In the wake of Twombly's death in Rome on Tuesday at age 83, the single-floor building, designed by Renzo Piano, finds itself transformed from a suite of galleries celebrating the work of a living artist to a commemoration of a long career now complete.
Aside from a single guard who stepped outside occasionally to feed the squirrels, I had the place to myself Thursday on a muggy Houston morning.

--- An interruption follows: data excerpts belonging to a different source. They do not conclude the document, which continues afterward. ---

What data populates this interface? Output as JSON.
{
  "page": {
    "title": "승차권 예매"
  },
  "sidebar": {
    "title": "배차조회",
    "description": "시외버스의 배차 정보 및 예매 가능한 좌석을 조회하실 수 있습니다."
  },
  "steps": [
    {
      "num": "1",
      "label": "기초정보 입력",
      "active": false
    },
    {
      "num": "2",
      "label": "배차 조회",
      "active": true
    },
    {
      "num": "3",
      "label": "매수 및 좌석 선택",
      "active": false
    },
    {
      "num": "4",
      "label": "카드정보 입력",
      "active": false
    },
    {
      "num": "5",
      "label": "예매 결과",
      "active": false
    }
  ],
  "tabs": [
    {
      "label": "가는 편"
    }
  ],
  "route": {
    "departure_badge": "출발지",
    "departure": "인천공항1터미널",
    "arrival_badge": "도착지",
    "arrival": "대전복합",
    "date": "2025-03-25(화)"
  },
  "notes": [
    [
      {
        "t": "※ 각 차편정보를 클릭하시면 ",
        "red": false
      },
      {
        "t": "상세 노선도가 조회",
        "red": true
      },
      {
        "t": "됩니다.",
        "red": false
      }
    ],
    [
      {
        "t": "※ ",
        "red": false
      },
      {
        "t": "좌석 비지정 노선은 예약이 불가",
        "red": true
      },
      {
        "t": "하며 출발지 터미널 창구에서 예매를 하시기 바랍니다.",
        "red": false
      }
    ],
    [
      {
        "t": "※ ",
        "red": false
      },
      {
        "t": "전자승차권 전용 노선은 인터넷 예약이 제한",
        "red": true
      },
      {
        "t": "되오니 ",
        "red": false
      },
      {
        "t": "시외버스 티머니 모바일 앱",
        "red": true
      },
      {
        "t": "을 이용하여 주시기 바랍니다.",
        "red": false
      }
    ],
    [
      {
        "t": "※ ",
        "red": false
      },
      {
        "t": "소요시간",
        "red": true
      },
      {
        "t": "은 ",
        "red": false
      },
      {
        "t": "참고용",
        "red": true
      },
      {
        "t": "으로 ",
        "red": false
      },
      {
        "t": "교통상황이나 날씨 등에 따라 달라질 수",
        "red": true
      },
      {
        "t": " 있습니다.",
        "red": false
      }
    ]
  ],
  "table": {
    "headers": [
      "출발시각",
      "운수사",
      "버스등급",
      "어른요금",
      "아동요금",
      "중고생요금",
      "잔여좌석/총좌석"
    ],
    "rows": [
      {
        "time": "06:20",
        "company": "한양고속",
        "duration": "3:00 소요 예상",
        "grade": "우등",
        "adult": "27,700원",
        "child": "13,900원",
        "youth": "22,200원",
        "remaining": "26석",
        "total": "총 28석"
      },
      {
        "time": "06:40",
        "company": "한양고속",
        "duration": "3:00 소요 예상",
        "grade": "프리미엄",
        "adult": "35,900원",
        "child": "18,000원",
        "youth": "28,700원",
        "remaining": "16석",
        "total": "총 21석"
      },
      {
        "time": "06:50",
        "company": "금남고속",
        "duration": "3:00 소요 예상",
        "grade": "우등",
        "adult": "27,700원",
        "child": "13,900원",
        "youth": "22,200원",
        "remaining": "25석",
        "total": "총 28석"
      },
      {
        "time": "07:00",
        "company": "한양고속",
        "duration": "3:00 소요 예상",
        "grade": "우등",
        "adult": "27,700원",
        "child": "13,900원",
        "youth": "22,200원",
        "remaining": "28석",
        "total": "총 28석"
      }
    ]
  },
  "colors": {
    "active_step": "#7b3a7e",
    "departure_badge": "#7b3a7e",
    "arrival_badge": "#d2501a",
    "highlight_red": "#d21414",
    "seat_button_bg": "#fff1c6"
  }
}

And apart from the low hum of the air conditioning it was completely quiet inside the building, which opened in 1995 and is designed on a 3-by-3 grid of perfectly square galleries measuring 26 feet by 26 feet. (One gallery is a double cube, so there are a total of eight rooms rather than nine.) The sun filtered through the off-white cotton fabric that is stretched above each of the rooms, providing a wash of light over the large canvases.
The story of the building actually begins in New York, where the Dia Art Foundation considered in the 1980s opening a series of single-artist galleries, including one devoted to Twombly. When a sour economy ruined those plans, Dia's sizable Twombly collection fell into limbo, with the paintings mostly tucked away in storage. After the Menil reached an agreement with the Dia board to move the paintings to Houston, the museum asked Twombly about the possibility of a separate building on its campus to show his work. He signed on and later donated a number of paintings from his own collection.
Twombly sketched out rather detailed preliminary designs for the gallery and then handed the project over to Piano, who had already completed the main Menil museum across the street. Piano's design for that building, a modestly scaled but sublime piece of architecture, ranks as one of the four or five best works in his prolific career.